L’Afrique du Sud va rétrograder son ambassade en Israël
Cette décision intervient un an après que le parti au pouvoir a décidé de transformer l’ambassade de Ramat Gat en "bureau de liaison"
Raphael Ahren est le correspondant diplomatique du Times of Israël
Le gouvernement d’Afrique du Sud est engagé « dans le processus » de déclassement de son ambassade en Israël et travaille sur « les modalités » d’une telle décision, a déclaré le président du pays. Dans le même temps, Pretoria a souligné son désir de dialoguer avec les deux parties impliquées dans le conflit israélo-palestinien.
« Le gouvernement est [engagé] dans le processus pour faire appliquer une résolution du parti au pouvoir stipulant que l’Afrique du Sud devrait déclasser son ambassade en Israël », a déclaré jeudi le président Cyril Ramaphosa en réponse à une question parlementaire.
En décembre 2017, à l’occasion de la Conférence nationale biannuelle de Johannesburg, le Congrès national africain, le parti au pouvoir, avait adopté à l’unanimité une résolution appelant le gouvernement à transformer l’ambassade de Pretoria à Ramat Gan en « bureau de liaison »
Des militants locaux pro-Palestiniens et des responsables politiques expérimentés de l’ANC, dont Lindiwe Sisulu le ministre des Affaires étrangères, ont depuis appelé maintes fois à mettre en pratique la décision.
L’année dernière, Sisa Ngombane, l’ancien ambassadeur d’Afrique du Sud en Israël, a mis un terme à son mandat. Jérusalem ne s’attend pas à ce que Pretoria lui désigne un remplaçant dans un avenir proche, ce qui revient de facto à un déclassement des relations bilatérales. Mais aucun déclassement formel n’a eu lieu.
Jeudi, après un discours à l’Assemblée nationale au Cap, le député Ahmed Shaik Emam a interrogé le président sud-africain sur l’avancée du processus de déclassement de l’ambassade.
« Notre démarche se justifie par notre préoccupation au sujet des violations continues du droit du peuple palestinien à l’auto-détermination et au refus du gouvernement d’Israël d’entrer dans des négociations réelles pour trouver une résolution juste et pacifique à ce conflit », a répondu le président.
« Nous sommes également préoccupés par la résurgence de la confrontation et des conflits dans la région et par le grave coût humanitaire de cette intransigeance prolongée, » a-t-il poursuivi. « Notre démarche repose aussi sur l’appréciation du rôle constructif que l’Afrique du Sud est appelée à jouer dans la recherche d’une paix au Moyen-Orient ».

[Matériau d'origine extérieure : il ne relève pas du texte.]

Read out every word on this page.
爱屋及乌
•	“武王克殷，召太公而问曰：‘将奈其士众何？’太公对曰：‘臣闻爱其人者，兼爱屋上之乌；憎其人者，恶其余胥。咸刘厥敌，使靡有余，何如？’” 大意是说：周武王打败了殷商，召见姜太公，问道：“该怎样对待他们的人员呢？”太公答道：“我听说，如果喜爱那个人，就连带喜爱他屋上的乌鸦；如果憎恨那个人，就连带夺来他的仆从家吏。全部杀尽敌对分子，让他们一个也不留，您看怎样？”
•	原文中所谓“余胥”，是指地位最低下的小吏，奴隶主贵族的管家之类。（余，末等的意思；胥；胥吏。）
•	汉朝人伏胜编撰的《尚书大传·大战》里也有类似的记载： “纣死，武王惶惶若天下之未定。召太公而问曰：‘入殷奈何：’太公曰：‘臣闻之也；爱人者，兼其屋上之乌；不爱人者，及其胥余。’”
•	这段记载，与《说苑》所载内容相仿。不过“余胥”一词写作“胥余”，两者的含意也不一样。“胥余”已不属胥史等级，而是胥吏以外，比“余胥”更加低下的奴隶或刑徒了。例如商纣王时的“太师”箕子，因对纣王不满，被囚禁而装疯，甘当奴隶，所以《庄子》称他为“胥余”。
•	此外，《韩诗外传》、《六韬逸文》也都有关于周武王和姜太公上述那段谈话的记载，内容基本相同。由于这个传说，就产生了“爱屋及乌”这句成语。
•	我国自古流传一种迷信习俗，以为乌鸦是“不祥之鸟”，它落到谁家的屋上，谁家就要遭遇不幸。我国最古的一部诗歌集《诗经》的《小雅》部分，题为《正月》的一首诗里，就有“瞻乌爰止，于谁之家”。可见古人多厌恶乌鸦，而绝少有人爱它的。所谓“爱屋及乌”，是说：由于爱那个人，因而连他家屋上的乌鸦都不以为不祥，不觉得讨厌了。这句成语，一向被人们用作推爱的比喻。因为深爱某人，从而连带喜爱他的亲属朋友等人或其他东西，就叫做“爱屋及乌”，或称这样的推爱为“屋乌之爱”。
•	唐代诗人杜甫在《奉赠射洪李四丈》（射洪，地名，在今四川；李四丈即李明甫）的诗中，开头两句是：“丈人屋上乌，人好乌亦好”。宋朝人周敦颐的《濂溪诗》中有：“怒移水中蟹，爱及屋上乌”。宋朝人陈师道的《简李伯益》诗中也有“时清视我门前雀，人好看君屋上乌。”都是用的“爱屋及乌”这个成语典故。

Son gouvernement soutient la création d’un État palestinien « en plus du droit de l’État d’Israël à exister en paix et en sécurité avec ses voisins », a-t-il ajouté.
« Dans l’application de cette résolution, nous gardons à l’esprit la responsabilité de l’Afrique du Sud à continuer à s’engager avec toutes les parties du conflit pour voir où nous pourrions apporter notre aide. Pour cette raison, le gouvernement sud-africain reste engagé dans les modalités de rétrogradation de l’ambassade sud-africaine en Israël, et nous communiquerons une fois que le Cabinet aura totalement finalisé cette question. »
Le ministère des Affaires étrangères a refusé de commenter la déclaration de Cyril Ramaphosa.
Arthur Lenk, l’ancien ambassadeur israélien à Pretoria, a déclaré que ce sont les Sud-Africains qui sont les perdants de ce refus d’envoyer un nouvel ambassadeur à Ramat Gan.
« Ils ne bénéficient pas de tous les avantages, du service consulaire et du développement commercial que le personnel au complet d’une ambassade permet », a-t-il déclaré au Times of Israël dimanche.
Le 14 mai 2018, l’ambassadeur Ngombane avait été rappelé à Pretoria « jusqu’à nouvel ordre », en protestation contre la mort d’au moins 55 Palestiniens dans des affrontements violents avec l’armée israélienne à la frontière de Gaza. Le groupe terroriste du Hamas qui règne sur la bande de Gaza a ensuite reconnu que la majorité des morts étaient des membres de son organisation.
Ngombane était ensuite revenu pour une courte période afin de régler des affaires personnelles avant de quitter Israël de manière permanente.
Des responsables de la communauté juive d’Afrique du Sud ont ensuite qualifié la décision du gouvernement de retirer l’ambassadeur de « scandaleuse », affirmant que cela témoignait « d’un double standard grossier à l’encontre de l’Etat juif ». Ils avaient appelé le gouvernement à revoir sa décision.
« En retirant son ambassadeur, » faisait savoir leur communiqué, « l’Afrique du Sud s’ôte la possibilité de jouer un rôle significatif dans l’élaboration d’une solution nécessaire à ce conflit ».